The term of the permit is also unusual: 30 years rather than the normal 20, a request that Persily said was made by the companies invested in the Alaska LNG project because a long-term, high-investment project like the Alaska LNG pipeline, predicted to cost between $43 and $65 million and to potentially begin operation by 2024, relies on stable long-term buying contracts to be a viable investment. 

“It gives the project developers more credibility as they make sales calls,” Persily said. “They no longer have to say ‘we think we’re going to get export approval.’ They can say ‘we have export approval.’”

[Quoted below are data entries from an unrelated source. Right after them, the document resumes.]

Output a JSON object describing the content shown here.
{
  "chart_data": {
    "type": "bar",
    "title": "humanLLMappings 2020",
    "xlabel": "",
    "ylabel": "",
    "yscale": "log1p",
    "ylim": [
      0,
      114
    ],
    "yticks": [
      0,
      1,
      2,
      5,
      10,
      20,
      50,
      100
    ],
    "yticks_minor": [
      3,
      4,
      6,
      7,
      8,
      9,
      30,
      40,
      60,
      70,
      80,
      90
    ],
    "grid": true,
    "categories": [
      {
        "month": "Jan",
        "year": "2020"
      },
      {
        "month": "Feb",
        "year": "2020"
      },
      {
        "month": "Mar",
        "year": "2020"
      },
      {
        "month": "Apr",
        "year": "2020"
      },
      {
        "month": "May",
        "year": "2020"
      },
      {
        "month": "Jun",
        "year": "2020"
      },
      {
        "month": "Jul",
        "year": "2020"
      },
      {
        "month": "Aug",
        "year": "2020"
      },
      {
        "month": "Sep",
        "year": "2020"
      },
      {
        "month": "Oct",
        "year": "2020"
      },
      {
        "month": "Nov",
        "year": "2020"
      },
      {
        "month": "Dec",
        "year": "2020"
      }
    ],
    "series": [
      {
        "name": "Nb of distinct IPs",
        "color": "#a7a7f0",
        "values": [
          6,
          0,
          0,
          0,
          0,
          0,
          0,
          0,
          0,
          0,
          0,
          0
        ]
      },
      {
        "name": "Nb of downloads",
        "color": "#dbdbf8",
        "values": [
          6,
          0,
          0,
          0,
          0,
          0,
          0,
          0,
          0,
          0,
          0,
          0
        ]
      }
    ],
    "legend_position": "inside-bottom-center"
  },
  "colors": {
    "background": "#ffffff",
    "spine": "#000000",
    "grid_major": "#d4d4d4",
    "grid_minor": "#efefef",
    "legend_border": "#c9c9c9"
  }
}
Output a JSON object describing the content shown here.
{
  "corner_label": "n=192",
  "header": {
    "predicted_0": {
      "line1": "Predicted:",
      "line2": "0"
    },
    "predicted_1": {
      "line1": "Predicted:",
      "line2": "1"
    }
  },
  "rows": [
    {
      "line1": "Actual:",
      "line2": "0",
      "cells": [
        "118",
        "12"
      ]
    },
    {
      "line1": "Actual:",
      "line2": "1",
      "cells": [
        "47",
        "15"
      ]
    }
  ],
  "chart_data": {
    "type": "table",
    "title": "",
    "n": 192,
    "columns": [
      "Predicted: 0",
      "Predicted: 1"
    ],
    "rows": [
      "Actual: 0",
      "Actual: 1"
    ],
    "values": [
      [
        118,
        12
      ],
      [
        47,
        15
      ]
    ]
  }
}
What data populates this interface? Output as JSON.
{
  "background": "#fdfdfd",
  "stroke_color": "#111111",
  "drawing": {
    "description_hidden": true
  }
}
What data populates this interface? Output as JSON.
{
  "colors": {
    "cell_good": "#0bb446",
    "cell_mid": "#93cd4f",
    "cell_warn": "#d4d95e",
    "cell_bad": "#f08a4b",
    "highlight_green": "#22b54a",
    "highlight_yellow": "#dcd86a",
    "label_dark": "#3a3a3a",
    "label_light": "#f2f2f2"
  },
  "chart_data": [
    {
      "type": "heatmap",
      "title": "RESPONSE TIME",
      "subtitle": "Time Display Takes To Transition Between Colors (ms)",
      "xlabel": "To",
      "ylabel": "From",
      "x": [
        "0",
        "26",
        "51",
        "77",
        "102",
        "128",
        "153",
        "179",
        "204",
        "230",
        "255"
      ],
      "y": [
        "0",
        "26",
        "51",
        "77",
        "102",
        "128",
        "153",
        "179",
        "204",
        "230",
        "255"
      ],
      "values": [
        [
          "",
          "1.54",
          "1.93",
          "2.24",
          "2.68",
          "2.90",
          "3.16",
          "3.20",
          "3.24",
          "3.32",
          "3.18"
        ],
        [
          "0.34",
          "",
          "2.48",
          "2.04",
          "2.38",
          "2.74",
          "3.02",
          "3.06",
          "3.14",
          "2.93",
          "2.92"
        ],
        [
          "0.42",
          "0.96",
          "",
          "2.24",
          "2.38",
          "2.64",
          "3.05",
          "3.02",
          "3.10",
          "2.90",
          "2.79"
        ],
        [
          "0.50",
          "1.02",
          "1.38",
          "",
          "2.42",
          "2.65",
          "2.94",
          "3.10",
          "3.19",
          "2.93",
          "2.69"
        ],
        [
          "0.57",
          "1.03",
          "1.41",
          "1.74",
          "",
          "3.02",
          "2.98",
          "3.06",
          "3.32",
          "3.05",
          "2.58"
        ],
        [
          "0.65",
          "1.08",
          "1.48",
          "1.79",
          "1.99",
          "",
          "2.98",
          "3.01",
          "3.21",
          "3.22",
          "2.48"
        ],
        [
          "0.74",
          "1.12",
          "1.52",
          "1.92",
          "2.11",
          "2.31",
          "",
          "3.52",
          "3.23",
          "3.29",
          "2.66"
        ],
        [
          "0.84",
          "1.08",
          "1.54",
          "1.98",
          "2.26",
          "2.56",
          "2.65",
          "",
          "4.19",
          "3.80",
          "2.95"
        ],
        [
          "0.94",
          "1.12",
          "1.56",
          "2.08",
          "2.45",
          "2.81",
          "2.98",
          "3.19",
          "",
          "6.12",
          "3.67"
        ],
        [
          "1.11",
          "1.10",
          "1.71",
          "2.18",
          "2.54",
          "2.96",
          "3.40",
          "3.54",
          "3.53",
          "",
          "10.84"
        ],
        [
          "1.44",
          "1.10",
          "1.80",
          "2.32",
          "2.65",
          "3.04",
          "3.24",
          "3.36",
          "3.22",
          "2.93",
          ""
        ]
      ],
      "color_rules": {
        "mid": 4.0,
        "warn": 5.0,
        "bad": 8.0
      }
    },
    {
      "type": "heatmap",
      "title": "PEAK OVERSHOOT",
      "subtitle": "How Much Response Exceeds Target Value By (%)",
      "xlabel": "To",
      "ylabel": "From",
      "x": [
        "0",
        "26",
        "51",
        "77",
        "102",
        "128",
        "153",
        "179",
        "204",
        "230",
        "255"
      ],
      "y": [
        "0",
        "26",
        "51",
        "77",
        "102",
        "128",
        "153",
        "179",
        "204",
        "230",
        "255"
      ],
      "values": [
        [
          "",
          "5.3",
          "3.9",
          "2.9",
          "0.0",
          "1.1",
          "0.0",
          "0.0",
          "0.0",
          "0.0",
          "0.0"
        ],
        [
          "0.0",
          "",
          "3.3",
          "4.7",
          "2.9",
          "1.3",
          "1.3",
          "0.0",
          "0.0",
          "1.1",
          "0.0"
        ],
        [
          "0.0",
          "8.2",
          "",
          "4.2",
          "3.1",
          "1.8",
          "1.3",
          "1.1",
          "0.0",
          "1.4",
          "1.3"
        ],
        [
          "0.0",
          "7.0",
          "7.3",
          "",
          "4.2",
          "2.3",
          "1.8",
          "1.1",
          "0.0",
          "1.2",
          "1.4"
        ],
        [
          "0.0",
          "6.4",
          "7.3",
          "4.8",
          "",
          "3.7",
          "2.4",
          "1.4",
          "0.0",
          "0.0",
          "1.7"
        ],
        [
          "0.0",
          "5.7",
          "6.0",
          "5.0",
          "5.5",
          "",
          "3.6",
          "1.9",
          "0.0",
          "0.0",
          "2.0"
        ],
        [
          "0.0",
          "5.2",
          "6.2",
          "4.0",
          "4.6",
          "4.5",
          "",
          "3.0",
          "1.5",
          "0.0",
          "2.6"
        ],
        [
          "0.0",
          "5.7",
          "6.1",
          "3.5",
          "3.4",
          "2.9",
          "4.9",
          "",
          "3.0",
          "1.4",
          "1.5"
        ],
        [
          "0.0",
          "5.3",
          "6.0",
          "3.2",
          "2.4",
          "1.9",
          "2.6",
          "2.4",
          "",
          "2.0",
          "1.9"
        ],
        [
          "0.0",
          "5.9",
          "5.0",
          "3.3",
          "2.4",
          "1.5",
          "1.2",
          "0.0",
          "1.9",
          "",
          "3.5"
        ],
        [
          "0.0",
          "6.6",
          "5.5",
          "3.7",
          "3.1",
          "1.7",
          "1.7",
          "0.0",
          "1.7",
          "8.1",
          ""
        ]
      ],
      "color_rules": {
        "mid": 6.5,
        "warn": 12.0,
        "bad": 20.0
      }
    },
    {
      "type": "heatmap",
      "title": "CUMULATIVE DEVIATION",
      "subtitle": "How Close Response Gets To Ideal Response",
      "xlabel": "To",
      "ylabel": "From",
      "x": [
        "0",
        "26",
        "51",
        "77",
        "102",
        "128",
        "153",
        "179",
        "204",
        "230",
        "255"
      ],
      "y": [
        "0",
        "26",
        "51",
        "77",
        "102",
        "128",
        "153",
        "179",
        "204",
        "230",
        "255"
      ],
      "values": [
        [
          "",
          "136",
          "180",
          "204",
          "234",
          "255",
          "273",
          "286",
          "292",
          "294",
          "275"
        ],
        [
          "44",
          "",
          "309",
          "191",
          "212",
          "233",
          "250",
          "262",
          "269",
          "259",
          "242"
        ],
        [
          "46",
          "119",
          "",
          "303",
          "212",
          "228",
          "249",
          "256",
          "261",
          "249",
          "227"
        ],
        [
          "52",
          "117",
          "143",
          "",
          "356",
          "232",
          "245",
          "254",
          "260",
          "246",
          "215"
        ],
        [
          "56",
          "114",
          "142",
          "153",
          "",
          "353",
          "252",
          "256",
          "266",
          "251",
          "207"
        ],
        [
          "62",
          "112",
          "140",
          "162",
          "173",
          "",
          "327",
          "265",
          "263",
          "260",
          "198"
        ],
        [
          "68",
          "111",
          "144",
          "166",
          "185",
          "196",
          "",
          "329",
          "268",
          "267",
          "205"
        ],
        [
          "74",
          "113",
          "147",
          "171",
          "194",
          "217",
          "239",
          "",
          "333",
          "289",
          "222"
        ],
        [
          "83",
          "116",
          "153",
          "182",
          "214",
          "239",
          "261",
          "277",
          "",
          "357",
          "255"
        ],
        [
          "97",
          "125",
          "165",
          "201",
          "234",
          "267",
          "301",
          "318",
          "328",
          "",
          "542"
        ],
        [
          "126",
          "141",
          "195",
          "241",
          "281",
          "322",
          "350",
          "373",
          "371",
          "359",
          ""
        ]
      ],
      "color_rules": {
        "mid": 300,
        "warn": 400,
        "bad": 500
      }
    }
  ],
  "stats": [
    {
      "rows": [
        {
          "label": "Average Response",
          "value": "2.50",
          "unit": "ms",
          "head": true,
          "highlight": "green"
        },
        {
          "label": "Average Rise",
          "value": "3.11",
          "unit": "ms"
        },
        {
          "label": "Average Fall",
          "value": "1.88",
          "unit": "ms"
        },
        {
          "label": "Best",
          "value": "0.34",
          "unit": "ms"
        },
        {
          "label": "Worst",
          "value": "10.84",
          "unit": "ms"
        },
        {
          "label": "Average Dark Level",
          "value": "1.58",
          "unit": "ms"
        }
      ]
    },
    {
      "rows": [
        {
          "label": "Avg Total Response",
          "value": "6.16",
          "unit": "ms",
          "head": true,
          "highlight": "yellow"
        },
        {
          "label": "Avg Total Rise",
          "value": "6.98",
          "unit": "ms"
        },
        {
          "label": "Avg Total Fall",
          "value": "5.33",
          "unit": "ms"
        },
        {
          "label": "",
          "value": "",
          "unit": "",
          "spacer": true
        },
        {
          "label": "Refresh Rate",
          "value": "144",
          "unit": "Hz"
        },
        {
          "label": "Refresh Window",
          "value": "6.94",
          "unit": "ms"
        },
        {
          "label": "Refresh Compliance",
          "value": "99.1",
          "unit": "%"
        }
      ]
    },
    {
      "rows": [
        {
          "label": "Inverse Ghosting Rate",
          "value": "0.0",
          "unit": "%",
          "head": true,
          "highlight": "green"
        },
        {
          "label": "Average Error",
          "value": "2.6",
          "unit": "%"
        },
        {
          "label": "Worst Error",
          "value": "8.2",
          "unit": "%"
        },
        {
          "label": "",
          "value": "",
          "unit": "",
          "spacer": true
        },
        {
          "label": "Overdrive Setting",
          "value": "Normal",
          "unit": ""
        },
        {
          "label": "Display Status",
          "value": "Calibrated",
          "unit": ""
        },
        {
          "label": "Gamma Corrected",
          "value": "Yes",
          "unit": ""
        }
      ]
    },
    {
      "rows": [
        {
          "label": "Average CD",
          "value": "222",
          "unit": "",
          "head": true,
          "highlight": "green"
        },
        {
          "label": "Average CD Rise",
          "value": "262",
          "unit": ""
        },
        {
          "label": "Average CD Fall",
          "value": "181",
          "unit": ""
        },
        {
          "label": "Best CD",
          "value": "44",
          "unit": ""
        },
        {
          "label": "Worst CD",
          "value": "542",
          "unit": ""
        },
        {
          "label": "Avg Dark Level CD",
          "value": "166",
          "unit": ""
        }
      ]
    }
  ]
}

The permit is conditional to the LNG partners filing reports on their exports with the Department of Energy, and on the project’s Environmental Impact Statement being approved by the Federal Energy Regulatory Commission.

“When the time comes that Alaska LNG gets its FERC EIS authorization, they can then walk it down the street to the Department of Energy and say, ‘FERC says we’re ok on the environment,’ and then FERC can remove the condition said on the export license,” Persily. “That’s routine.”

According to Persily’s press release, the only “significant opposition” that the Department of Energy receives during the permitting process was from the environmentalist group the Sierra Club, which Persily said has filed objections to every pending LNG export application. Persily said the objection was to the general burning of fossil fuels, without specific reference to Alaska.

“They didn’t say ‘oh, this with Cook Inlet,’ or ‘this, with the Yukon River.’ There’s nothing site-specific about Alaska,” Persily said.

Alaska LNG external affairs manager Kim Fox said the partners in the project, which include the State of Alaska, BP, Conoco Phillips, Exxon Mobile, and TransCanada, will each make marketing decisions separately for their own shares of the project’s LNG, and was unable to say if any definite marketing plans are being pursued by any of them.

Ben Boettger is a reporter for the Peninsula Clarion.